Quand je donne un cours de kintsugi traditionnel il y a plusieurs choses qui sont importantes pour moi.
Tout d’abord l’accueil. Je suis complétement à votre écoute et je vous propose en premier un voyage au pays du thé. Je vous fais une cérémonie (le gonfu cha) pour découvrir un thé d’exception et se poser dans l’espace et dans le temps. Car le temps est le deuxième ingrédient précieux du kintsugi.
Ensuite il y a le matériel. Pratiquement tout vient du Japon. J’ai essayé de trouver des produits ou des outils ici, mais il n’y a pas grand-chose d’intéressant. J’ai fait les magasins, les spécialistes, les importateurs, mais je n’ai rien découvert qui ne remplace ce qui vient du Japon.
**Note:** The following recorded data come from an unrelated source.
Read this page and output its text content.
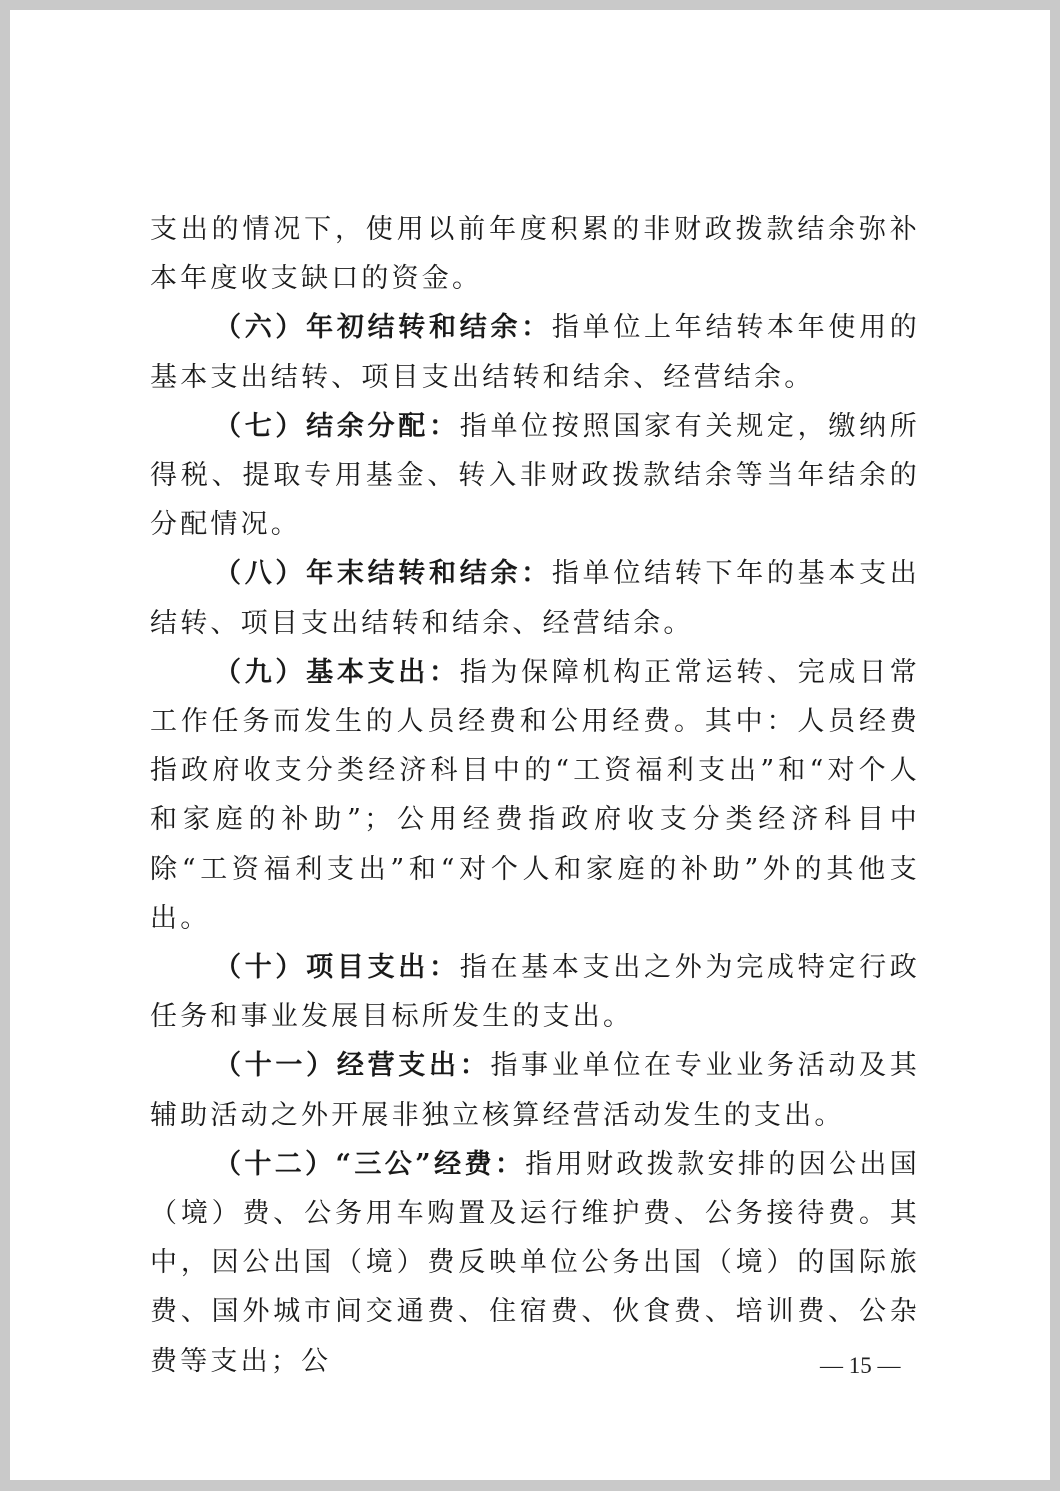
支出的情况下，使用以前年度积累的非财政拨款结余弥补本年度收支缺口的资金。

（六）年初结转和结余：指单位上年结转本年使用的基本支出结转、项目支出结转和结余、经营结余。

（七）结余分配：指单位按照国家有关规定，缴纳所得税、提取专用基金、转入非财政拨款结余等当年结余的分配情况。

（八）年末结转和结余：指单位结转下年的基本支出结转、项目支出结转和结余、经营结余。

（九）基本支出：指为保障机构正常运转、完成日常工作任务而发生的人员经费和公用经费。其中：人员经费指政府收支分类经济科目中的“工资福利支出”和“对个人和家庭的补助”；公用经费指政府收支分类经济科目中除“工资福利支出”和“对个人和家庭的补助”外的其他支出。

（十）项目支出：指在基本支出之外为完成特定行政任务和事业发展目标所发生的支出。

（十一）经营支出：指事业单位在专业业务活动及其辅助活动之外开展非独立核算经营活动发生的支出。

（十二）“三公”经费：指用财政拨款安排的因公出国（境）费、公务用车购置及运行维护费、公务接待费。其中，因公出国（境）费反映单位公务出国（境）的国际旅费、国外城市间交通费、住宿费、伙食费、培训费、公杂费等支出；公	— 15 —
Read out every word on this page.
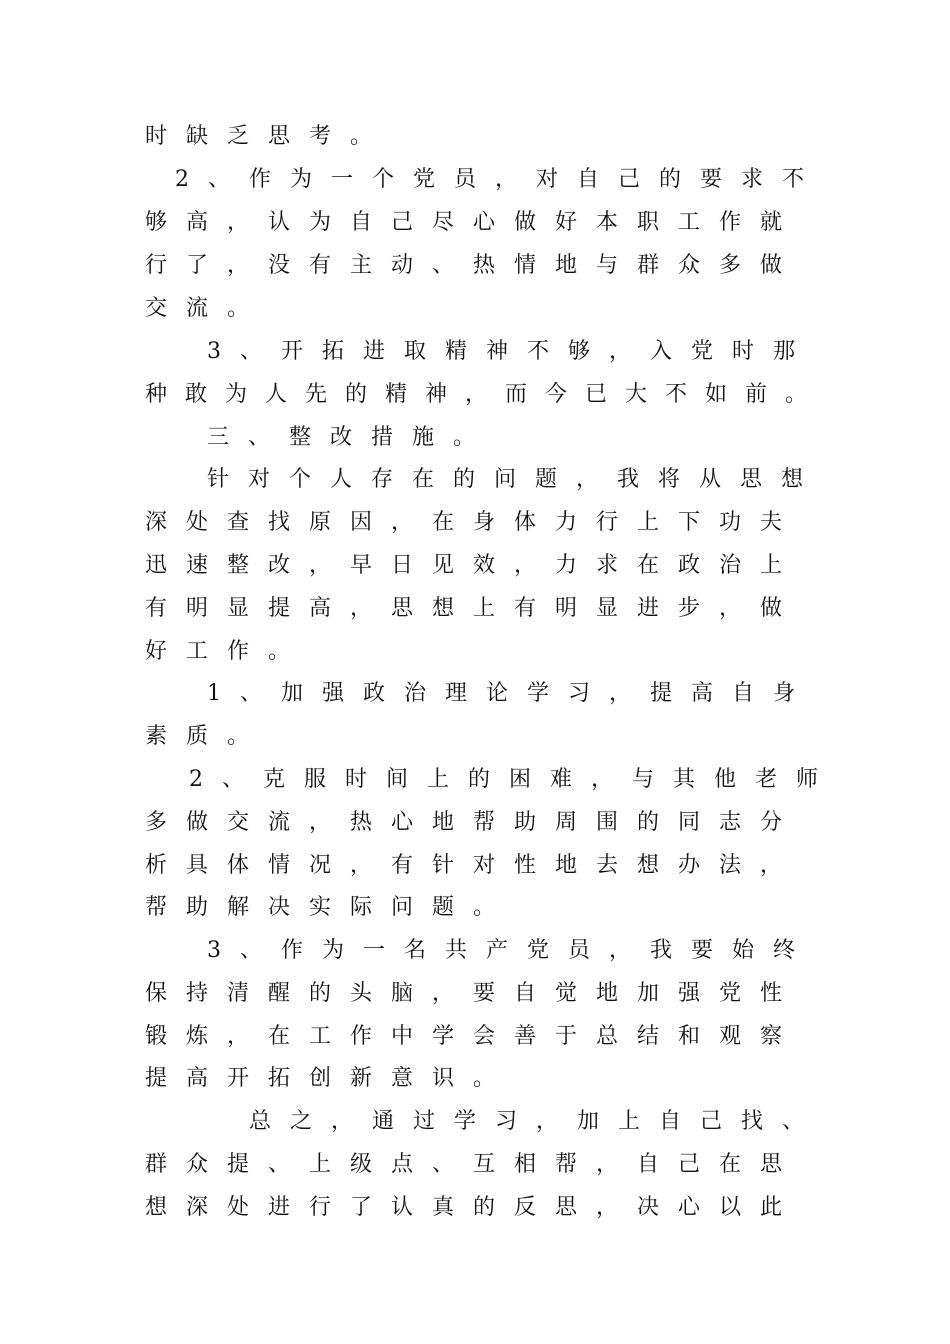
时缺乏思考。
2、作为一个党员，对自己的要求不
够高，认为自己尽心做好本职工作就
行了，没有主动、热情地与群众多做
交流。
3、开拓进取精神不够，入党时那
种敢为人先的精神，而今已大不如前。
三、整改措施。
针对个人存在的问题，我将从思想
深处查找原因，在身体力行上下功夫
迅速整改，早日见效，力求在政治上
有明显提高，思想上有明显进步，做
好工作。
1、加强政治理论学习，提高自身
素质。
2、克服时间上的困难，与其他老师
多做交流，热心地帮助周围的同志分
析具体情况，有针对性地去想办法，
帮助解决实际问题。
3、作为一名共产党员，我要始终
保持清醒的头脑，要自觉地加强党性
锻炼，在工作中学会善于总结和观察
提高开拓创新意识。
总之，通过学习，加上自己找、
群众提、上级点、互相帮，自己在思
想深处进行了认真的反思，决心以此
L’urushi, le premier produit, le plus précieux (oui, oui, plus que l’or !), vient du Japon. C’est la sève d’un arbre (le toxicodendron vernicifluum). Et la plante meurt de cette récolte. Il faut que le végétal ait 20ans avant de pouvoir lui prendre sa sève. Ensuite l’arbre est coupé et il faut attendre au moins 12 ans avant de pouvoir prendre la sève de sa repousse. Cela donne, pour moi, une valeur sacrée à ce produit, l’urushi.
De plus, à la suite de tremblements de terre, des plantations entières ont été détruites.
Depuis 1952, le gouvernement japonais a décidé d’utiliser de l’urushi japonais pour toutes les réparations d’objets muséaux. Alors l’urushi japonais est rare et coûteux !
Les pinceaux. J’essaye depuis plusieurs années de remplacer les pinceaux japonais par des pinceaux d’ici, mais je n’ai pas (encore ?) trouvé un équivalent.
L’or (24 carats) utilisé pour le keshifun (la pose de l’or la plus courante), est de la poudre de feuilles d’or. Celle-ci est moulue puis tamisée à la grandeur désirée pour cette technique. Il n’y a qu’au Japon que j’ai trouvé cet or.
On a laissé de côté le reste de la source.